Sim, é possível tecer vários paralelos entre o filme de Kleber Mendonça Filho e o de Bong Joon-Ho. Atenho-me à perspectiva do lugar do outro. Em tupi, o nome Bacurau pode ser assim descrito: mbaé (bicho) e curau (que volta à cabeça). Biologicamente, parasita diz-se de um organismo que vive em outro organismo, dele obtendo alimento e não raro causando-lhe dano. Estão aí as metáforas centrais de um e outro para criar reflexões sobre a resistência.
Se em “Bacurau” o pássaro vai se mostrando aos poucos, demonstrando que a alteridade não quer se submeter a uma ordem estereotipada que não concebe ver o outro, em “Parasita” a invisibilidade vai se descortinando paulatinamente para chegar ao ápice.

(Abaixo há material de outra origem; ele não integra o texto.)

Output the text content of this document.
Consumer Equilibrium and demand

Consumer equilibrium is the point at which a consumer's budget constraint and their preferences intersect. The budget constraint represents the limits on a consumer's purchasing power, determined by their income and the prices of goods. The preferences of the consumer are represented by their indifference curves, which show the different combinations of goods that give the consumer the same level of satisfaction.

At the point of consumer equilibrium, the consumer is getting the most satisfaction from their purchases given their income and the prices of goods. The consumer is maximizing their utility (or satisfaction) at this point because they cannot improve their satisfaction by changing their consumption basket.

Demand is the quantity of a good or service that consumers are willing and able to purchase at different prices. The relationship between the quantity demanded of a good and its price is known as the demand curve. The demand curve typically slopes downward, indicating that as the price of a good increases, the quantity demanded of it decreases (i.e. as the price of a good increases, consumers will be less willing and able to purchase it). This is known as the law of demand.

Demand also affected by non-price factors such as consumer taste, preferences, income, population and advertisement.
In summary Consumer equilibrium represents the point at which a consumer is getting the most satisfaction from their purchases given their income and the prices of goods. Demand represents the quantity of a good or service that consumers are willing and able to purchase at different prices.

Sim, os filmes podem à primeira vista parecer diametralmente opostos, mas firmam o lugar da resistência, onde há tensão e agrilhoamento por trás de um sistema capitalista perverso, perverso em todas as suas sutilezas e agressões, e a colocar à margem aqueles que não estão no centro do que se chama aquisição, consumo.

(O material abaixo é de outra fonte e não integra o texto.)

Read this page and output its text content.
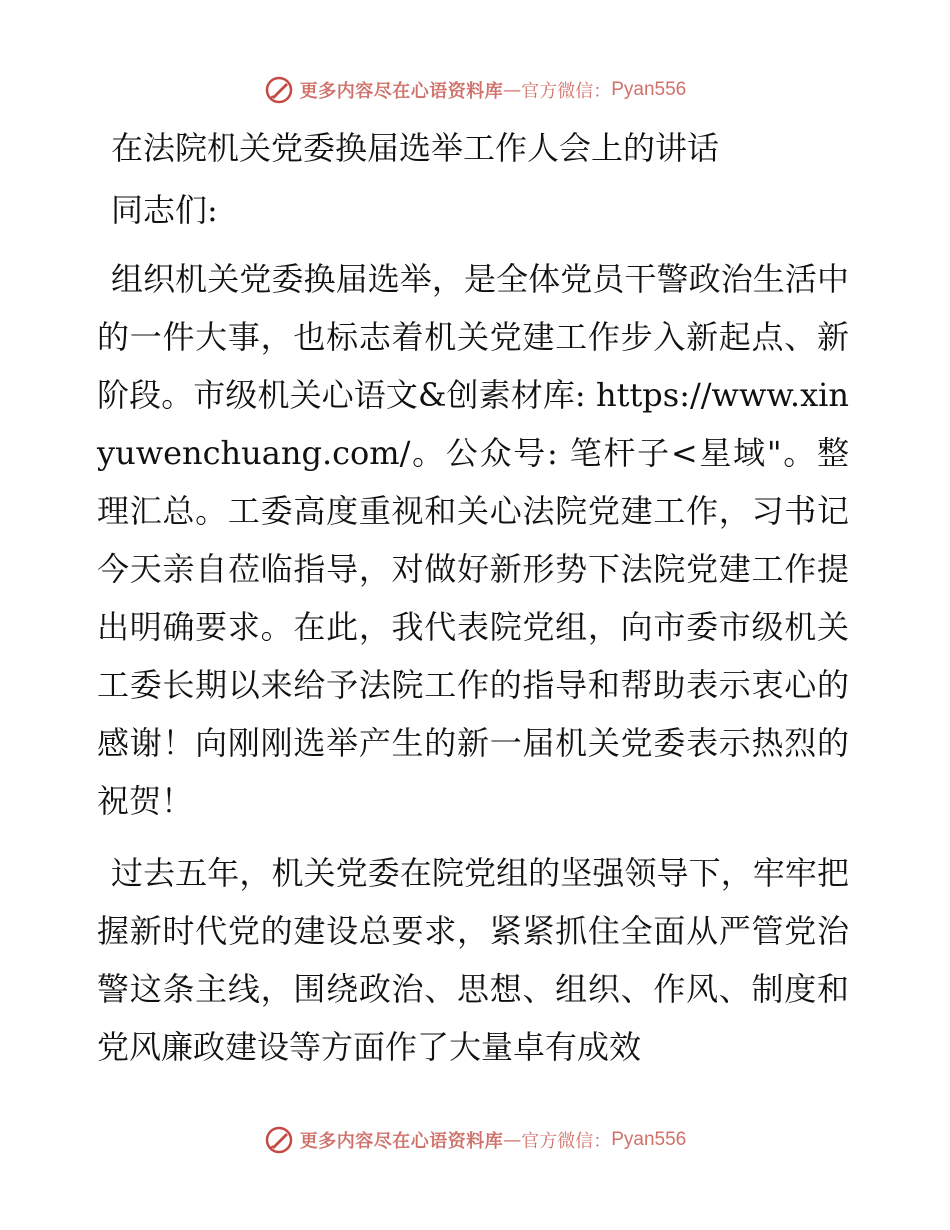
更多内容尽在心语资料库 — 官方微信： Pyan556
在法院机关党委换届选举工作人会上的讲话
同志们:

组织机关党委换届选举，是全体党员干警政治生活中的一件大事，也标志着机关党建工作步入新起点、新阶段。市级机关心语文&创素材库: https://www.xinyuwenchuang.com/。公众号: 笔杆子<星域"。整理汇总。工委高度重视和关心法院党建工作，习书记今天亲自莅临指导，对做好新形势下法院党建工作提出明确要求。在此，我代表院党组，向市委市级机关工委长期以来给予法院工作的指导和帮助表示衷心的感谢！向刚刚选举产生的新一届机关党委表示热烈的祝贺！

过去五年，机关党委在院党组的坚强领导下，牢牢把握新时代党的建设总要求，紧紧抓住全面从严管党治警这条主线，围绕政治、思想、组织、作风、制度和党风廉政建设等方面作了大量卓有成效

更多内容尽在心语资料库 — 官方微信： Pyan556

Vou pelo viés do espaço e do lugar para tentar traçar um paralelo entre um pássaro que se camufla para sobreviver e outro organismo que se torna invisível ao máximo para estar no lugar que poderia ser seu de direito. Em “Bacurau”, Kleber Mendonça Filho usa aspectos bem delimitados e a linguagem cinematográfica hollywoodiana para construir seu espaço de alteridade.

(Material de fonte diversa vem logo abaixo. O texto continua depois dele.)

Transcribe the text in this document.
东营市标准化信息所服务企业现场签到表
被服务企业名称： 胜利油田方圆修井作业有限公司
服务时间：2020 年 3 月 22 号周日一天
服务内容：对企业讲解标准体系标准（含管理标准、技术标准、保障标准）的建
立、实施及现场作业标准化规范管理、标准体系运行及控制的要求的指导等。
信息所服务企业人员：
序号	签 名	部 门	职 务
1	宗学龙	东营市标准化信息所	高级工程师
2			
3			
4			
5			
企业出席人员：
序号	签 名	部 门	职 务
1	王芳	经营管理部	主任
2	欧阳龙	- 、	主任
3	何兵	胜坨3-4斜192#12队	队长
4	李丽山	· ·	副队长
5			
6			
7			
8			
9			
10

Bacurau, além de ser um pássaro, é uma cidade –cidade esta que simplesmente é apagada do mapa. Ela não existe e as pessoas que ali habitam não têm alma, porque não estão alinhadas ao sistema daqueles que concebem o mundo de forma unívoca e pobremente ocidental (no seu aspecto mais superficial, sem horizonte).
Aqui, Kleber Mendonça Filho estabelece o lugar do outro e o mostra por meio da lente daquele que não consegue ver o diferente; os elementos vão se descortinando e Bacurau, como um pássaro que antes se camuflava na caatinga, agora se mostra exuberante, atento e vigilante ao inimigo. A resistência é explícita, porque Bacurau existe, tanto como lugar, quanto como identidade.
Em “Parasita” se vê a justaposição de dois espaços em uma ótica oriental. O espaço do pobre, que para muitos não é harmônico, não é “clean”. É caótico e desproporcional se comparado com formas modernas, retas e bem delineadas de uma casa de um casal de classe média-alta em algum país oriental. O espaço da pobreza é tangencialmente sem estrutura; demarca o que é desigual, coloca o outro no limite entre viver e sobreviver.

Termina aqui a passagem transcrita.